At 2:22 p.m., first responders received reports of a shooting at Mountain Mushroom Farm, which had recently changed ownership and been renamed California Terra Garden. They found four people dead from gunshot wounds. A fifth victim, 23-year-old Pedro Felix Romero Perez, had been shot five times -- in the hip, back, elbow, and stomach twice -- and was airlifted by helicopter to Stanford University Medical Center with life-threatening injuries. His older brother Jose was among the dead. While responders were still arriving at the first farm, the gunman drove two miles to Concord Farms, where he fatally shot three more people. Several children were present at the second scene but were left physically unharmed.

The Man at the Substation

At approximately 4:40 p.m., the suspect drove to the San Mateo County Sheriff's Office substation at 557 Kelly Avenue in downtown Half Moon Bay and parked in the lot. Chunli Zhao, 66 years old and originally from China, was found sitting in his vehicle with a Glock-17 semiautomatic pistol. He was taken into custody without incident. Zhao had lived and worked at Mountain Mushroom Farm, sharing housing with 34 other employees. In a jailhouse interview, he described grievances that had accumulated over time: bullying, long hours, and a demand from his supervisor that he pay $100 for a forklift repair after a workplace collision. He expressed regret for what he had done. Five of the seven people he killed were Chinese citizens.

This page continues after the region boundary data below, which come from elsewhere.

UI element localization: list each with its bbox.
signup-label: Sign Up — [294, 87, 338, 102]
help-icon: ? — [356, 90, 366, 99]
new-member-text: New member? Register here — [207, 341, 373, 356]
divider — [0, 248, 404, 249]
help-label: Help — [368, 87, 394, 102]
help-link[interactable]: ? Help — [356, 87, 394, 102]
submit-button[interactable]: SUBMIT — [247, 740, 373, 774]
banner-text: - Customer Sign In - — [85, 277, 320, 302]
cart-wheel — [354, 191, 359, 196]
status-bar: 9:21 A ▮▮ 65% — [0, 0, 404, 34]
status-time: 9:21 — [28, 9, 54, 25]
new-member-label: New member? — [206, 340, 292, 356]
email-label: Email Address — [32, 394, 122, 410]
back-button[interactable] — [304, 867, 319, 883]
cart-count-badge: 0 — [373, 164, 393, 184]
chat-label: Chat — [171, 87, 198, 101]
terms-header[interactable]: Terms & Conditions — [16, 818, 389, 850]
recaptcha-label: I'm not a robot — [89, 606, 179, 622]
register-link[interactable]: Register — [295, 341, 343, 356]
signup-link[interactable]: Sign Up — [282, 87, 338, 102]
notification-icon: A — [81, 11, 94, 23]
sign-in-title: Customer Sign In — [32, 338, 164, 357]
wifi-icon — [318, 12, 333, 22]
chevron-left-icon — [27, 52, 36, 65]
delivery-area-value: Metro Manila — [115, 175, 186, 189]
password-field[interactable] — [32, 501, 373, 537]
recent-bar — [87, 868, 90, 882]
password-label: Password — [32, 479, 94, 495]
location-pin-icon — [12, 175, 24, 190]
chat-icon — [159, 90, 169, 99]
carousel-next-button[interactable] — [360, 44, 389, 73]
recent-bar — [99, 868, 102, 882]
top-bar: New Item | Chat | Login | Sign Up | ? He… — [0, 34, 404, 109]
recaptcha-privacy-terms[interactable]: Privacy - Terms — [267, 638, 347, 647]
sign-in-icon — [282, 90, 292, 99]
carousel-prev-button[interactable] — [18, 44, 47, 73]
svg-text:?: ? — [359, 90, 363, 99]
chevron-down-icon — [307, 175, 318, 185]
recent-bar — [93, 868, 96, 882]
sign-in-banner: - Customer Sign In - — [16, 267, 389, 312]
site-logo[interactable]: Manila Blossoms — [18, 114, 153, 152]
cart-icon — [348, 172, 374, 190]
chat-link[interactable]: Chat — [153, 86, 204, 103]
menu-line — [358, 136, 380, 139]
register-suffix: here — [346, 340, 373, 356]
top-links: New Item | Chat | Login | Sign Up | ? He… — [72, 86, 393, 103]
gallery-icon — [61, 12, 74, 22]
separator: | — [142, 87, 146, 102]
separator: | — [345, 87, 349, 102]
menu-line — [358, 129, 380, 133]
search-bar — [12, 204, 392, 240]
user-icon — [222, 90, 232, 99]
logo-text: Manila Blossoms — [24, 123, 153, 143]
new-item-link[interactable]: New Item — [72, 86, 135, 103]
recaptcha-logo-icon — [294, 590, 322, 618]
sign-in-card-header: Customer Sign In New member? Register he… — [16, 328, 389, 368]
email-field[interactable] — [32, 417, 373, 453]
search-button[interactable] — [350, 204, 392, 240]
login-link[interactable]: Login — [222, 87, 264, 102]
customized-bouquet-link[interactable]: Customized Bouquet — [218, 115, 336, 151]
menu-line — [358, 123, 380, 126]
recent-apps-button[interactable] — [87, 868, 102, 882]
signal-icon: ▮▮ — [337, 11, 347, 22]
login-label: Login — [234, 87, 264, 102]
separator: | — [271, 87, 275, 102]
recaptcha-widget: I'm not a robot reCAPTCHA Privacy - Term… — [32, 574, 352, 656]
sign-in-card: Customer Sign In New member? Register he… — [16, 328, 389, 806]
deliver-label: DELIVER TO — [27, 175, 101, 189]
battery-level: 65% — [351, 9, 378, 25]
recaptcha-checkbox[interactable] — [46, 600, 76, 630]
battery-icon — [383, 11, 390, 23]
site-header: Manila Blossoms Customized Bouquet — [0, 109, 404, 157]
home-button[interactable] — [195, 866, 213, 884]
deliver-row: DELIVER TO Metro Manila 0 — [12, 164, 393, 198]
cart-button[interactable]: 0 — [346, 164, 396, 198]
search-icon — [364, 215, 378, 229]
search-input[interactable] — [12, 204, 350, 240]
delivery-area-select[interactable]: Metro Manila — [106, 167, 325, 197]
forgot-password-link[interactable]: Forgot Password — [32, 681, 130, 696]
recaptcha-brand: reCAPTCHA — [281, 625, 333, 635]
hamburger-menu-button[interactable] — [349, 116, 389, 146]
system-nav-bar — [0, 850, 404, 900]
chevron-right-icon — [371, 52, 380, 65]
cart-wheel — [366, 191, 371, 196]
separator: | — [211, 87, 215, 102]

Lives in Shipping Containers

In the days after the shooting, reporters discovered that many workers at California Terra Garden lived in shipping containers and storage units on the farm property. The site did not meet all permit and code requirements. Some workers were paid below California's minimum wage. For undocumented workers -- and the vice mayor of Half Moon Bay acknowledged that the farming community included people not in the country legally -- seeking help from authorities carried risks that made silence seem safer than complaint. The shooting exposed a world that existed thirty miles from one of America's wealthiest cities, a world of people who harvested mushrooms and tended nursery plants for wages that could not afford the housing market that surrounded them.

Justice Deferred

Zhao was indicted on seven counts of first-degree murder on January 23, 2024, exactly one year after the shootings. District Attorney Stephen Wagstaffe announced he would seek the death penalty. The case was placed under a gag order restricting all parties from publicly discussing facts or opinions. As of early 2026, the trial has been set for January 25, 2027. The memorial that appeared at the farms in early February 2023 -- flowers, candles, photographs of people whose names most Americans would never learn -- spoke to a grief that legal proceedings could acknowledge but never resolve.

From the Air

Located at 37.470°N, 122.419°W in Half Moon Bay, a coastal agricultural and tourist city approximately 30 miles south of San Francisco. The shooting sites are inland farm properties near Highway 92. Nearest airport: Half Moon Bay Airport (KHAF), 2 nm west. KSFO is 15 nm northeast. The area is visible as agricultural parcels amid the coastal hills.